Suite à notre article intitulé « Privés d’eau et de nourriture: plus d’une centaine de chiens auraient trouvé la mort dans l’indifférence générale », paru le samedi 4 avril, la rédaction de Week-end a reçu dimanche dernier un courriel de Mme F.B. Ganga, Officer in charge et Administrative manager de MSAW, puis d’Arun Bhinda, Chairman de MSAW.Dans son courriel, Arun Bhinda qualifie notre article de « highly prejudicial, unfounded, baseless, defamatory and factually untrue » et demande d’enlever ledit article de notre site web. Dans le cas contraire, « we shall have recourse to legal actions against your newspaper » a-t-il écrit. Dans un autre courriel, signé Mme F.B.Ganga, celle-ci déclare que « La MSAW dément en bloc les éléments parus à l’effet que les chiens n’avaient pas accès à la nourriture et l’eau. En suivant les consignes  du gouvernement, l’administration de la MSAW a obtenu des Work Access Permit à ses employés qui doivent travailler durant le confinement. Une équipe de six personnes est dédiée à nettoyer les niches, approvisionner une cinquantaine de chiens au quotidien durant le confinement général. Le médecin responsable et la vétérinaire de service vérifie la santé des chiens en effectuant des visites au Animal Home de Port Louis et la MSAW de Rose Hill quotidiennement.
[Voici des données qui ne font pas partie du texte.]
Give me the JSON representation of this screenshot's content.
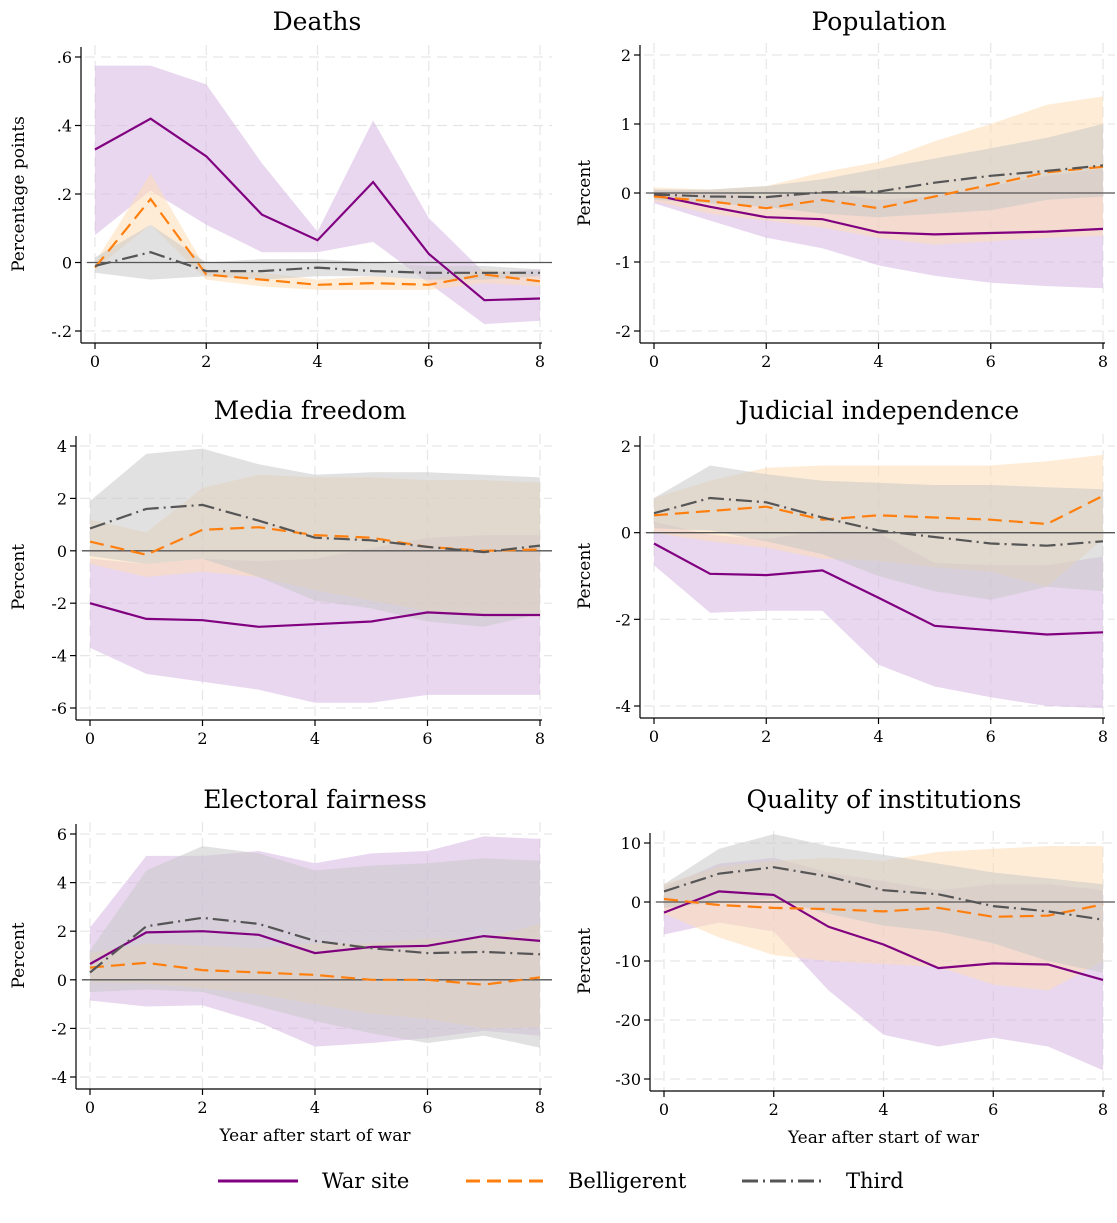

La MSAW souligne que toutes les dispositions ont été mises en œuvre  pour assurer que les chiens ont accès à l’eau, la nourriture et aux soins vétérinaires durant le confinement national ».
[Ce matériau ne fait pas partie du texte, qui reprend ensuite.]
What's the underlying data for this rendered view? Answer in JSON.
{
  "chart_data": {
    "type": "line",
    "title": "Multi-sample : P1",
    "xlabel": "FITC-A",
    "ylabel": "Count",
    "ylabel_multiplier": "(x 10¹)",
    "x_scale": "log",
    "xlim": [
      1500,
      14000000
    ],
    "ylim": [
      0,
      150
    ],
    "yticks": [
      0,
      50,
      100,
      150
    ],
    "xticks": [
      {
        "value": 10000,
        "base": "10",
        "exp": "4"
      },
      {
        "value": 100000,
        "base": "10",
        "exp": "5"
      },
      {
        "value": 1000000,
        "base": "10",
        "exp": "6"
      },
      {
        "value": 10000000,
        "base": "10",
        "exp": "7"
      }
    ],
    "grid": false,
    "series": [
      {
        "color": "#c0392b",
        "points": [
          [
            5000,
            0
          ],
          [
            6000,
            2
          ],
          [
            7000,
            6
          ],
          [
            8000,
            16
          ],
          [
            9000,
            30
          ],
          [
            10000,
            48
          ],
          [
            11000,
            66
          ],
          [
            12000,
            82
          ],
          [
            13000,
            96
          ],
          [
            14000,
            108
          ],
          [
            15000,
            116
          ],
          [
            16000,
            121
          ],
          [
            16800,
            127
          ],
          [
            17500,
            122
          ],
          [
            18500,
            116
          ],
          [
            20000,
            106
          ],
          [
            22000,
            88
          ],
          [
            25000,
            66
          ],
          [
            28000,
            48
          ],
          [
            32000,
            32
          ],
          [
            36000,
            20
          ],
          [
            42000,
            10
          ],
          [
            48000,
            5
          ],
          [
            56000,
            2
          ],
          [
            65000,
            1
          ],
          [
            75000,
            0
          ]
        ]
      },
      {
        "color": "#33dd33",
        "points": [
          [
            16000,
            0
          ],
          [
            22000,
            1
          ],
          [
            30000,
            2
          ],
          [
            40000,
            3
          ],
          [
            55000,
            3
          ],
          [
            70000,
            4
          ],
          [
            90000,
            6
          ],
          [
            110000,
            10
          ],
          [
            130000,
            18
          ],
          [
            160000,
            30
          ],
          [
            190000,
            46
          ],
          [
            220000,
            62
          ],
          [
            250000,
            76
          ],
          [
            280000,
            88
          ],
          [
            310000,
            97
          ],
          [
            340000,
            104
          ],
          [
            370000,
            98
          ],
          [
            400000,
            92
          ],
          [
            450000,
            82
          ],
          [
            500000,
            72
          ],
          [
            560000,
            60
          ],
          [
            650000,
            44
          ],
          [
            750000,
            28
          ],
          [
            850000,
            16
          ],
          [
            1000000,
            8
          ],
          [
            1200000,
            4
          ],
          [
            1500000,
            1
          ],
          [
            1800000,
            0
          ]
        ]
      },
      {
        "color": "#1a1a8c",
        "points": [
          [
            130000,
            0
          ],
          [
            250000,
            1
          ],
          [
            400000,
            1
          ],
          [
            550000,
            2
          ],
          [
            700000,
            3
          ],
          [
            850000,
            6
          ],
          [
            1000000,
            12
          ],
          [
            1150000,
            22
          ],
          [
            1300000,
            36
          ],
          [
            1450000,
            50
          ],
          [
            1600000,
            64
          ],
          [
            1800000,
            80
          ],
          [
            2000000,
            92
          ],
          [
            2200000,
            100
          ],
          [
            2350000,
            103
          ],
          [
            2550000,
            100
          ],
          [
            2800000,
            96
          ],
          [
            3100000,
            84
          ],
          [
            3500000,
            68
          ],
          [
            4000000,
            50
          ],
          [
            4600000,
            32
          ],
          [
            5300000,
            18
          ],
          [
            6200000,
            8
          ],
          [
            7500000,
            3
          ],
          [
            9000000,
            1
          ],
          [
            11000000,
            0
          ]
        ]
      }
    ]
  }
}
NDLR : Signalons que pour étayer notre information qui provient de l’intérieur du MSAW, Week-End  possède des images dont celles qui accompagnent ce texte et prises début avril 2020. Ces images tendent à confirmer les dires de nos sources d’où le conditionnel utilisé. Nous avons maintes fois tenté de contacter la direction de MSAW ainsi que l’incinérateur de Belle Mare, pour avoir leurs versions des faits, sans aucune réponse.
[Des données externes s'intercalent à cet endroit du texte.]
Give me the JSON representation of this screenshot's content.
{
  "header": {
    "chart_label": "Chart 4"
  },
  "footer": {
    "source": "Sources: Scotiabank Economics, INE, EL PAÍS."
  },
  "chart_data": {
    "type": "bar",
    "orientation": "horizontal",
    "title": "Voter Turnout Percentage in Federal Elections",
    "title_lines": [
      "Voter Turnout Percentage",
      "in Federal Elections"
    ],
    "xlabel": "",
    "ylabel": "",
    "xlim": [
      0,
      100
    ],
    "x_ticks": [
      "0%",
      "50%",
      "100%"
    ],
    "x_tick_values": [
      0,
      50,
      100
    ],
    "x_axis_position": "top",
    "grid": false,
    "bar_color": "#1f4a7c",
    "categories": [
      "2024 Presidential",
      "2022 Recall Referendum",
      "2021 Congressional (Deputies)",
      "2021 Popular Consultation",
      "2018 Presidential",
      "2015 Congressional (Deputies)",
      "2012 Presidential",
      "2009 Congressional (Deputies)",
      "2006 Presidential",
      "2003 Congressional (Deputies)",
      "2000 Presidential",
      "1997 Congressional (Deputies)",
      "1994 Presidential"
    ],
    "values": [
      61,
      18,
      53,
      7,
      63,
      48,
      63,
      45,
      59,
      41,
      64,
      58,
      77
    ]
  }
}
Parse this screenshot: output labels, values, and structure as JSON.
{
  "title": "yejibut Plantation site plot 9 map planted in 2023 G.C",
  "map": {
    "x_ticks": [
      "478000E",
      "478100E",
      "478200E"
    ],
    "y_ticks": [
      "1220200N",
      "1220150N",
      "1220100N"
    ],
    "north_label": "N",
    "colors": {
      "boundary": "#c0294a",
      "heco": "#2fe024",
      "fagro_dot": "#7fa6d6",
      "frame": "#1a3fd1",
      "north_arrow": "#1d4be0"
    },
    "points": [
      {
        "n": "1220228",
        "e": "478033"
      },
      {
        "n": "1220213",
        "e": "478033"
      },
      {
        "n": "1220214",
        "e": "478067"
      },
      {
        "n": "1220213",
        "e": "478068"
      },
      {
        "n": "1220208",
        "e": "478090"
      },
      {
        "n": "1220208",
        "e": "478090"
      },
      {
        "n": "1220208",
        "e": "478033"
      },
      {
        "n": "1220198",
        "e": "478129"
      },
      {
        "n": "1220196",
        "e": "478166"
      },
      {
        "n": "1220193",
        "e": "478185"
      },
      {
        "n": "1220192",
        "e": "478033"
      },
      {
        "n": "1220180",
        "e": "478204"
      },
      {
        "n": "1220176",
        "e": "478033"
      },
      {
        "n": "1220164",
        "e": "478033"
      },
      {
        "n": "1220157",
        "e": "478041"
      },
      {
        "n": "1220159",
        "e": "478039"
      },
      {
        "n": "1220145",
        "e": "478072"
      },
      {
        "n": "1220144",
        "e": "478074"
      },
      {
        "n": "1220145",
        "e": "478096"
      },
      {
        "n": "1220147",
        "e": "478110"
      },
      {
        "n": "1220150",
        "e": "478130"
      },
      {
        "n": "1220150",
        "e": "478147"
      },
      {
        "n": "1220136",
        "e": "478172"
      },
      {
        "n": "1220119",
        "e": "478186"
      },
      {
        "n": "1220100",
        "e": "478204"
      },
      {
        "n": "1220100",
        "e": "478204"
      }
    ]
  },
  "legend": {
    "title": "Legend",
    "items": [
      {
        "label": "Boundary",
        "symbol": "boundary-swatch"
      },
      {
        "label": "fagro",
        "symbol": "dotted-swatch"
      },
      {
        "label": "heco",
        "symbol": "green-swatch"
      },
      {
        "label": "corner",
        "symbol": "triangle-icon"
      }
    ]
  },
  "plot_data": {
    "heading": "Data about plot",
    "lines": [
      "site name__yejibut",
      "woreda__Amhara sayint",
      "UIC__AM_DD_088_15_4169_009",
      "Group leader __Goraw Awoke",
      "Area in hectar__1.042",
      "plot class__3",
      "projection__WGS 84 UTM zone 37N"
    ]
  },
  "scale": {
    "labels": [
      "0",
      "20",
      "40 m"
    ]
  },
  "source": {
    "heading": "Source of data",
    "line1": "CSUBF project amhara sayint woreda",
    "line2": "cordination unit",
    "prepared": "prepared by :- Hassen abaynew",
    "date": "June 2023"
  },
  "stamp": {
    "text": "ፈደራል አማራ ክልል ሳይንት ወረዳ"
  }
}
Nous avons alors pris contact avec le ministre Maneesh Gobin qui nous a répondu qu’il va « check and revert ». Nous lui avons aussi demandé l’autorisation de nous rendre sur place, soit dans les locaux de la fourrière de Vallée-des-Prêtres afin de vérifier de visu si les infos que nous avons reçues étaient exactes. Demandes restées sans réponse à ce jour.

Circulent  en ce moment des images de plusieurs chiens squelettiques sur les lieux où d’autres chiens seraient morts, selon notre source, comme ceux que  MSAW avait récupéré l’année dernière chez un homme suspecté de zoophilie et qui ont été sauvés par des volontaires et des ONGs cinq mois après. Dans les différents messages envoyés par les activistes suite au communiqué publié dimanche par la MSAW sur facebook, demandant l’autorisation de s’introduire dans les locaux afin de vérifier par eux-mêmes la véracité de l’article publié dans le Week-End, pourquoi ce dernier est-il resté silencieux?

Afin de rassurer le public, nous souhaitons que MSAW réponde aux questions suivantes :

Que vont devenir les chiens restants. Vont-ils subir le même sort que  les autres chien et ces chats qui se trouvaient dans les locaux de Rose Hill et qui auraient connu une triste fin dimanche?

Comment se fait-il que les locaux de MSAW fussent injoignables au téléphone pendant le confinement?

Selon nos sources, aucun des employés n’a travaillé durant la première période de confinement. Ils auraient repris le travail le jeudi 2 avril. Confirmez-vous ou pas ?

S’il y a bien un médecin vétérinaire qui fait des visites régulières à la fourrière, comment se fait-il que ce dernier ne se soit pas aperçu de l’état alarmant des chiens? Et si oui, a-t-il soumis un rapport au Veterinary Council à cet effet?

La MSAW pourra-t-elle commenter les images datées du jeudi 2 avril, Soit ces nombreux chiens livrés à eux-mêmes sans eau ni nourriture?

Comment se fait-il que MSAW reste sourd à toutes nos demandes d’interviews et de reportages les concernant alors que suite à notre article dénonçant les conditions de vie des animaux pendant le confinement, il s’est trouvé des colonnes généreuses pour sortir un article favorable concernant leurs obligations en mentionnant que tout se passe bien au sein de leurs services?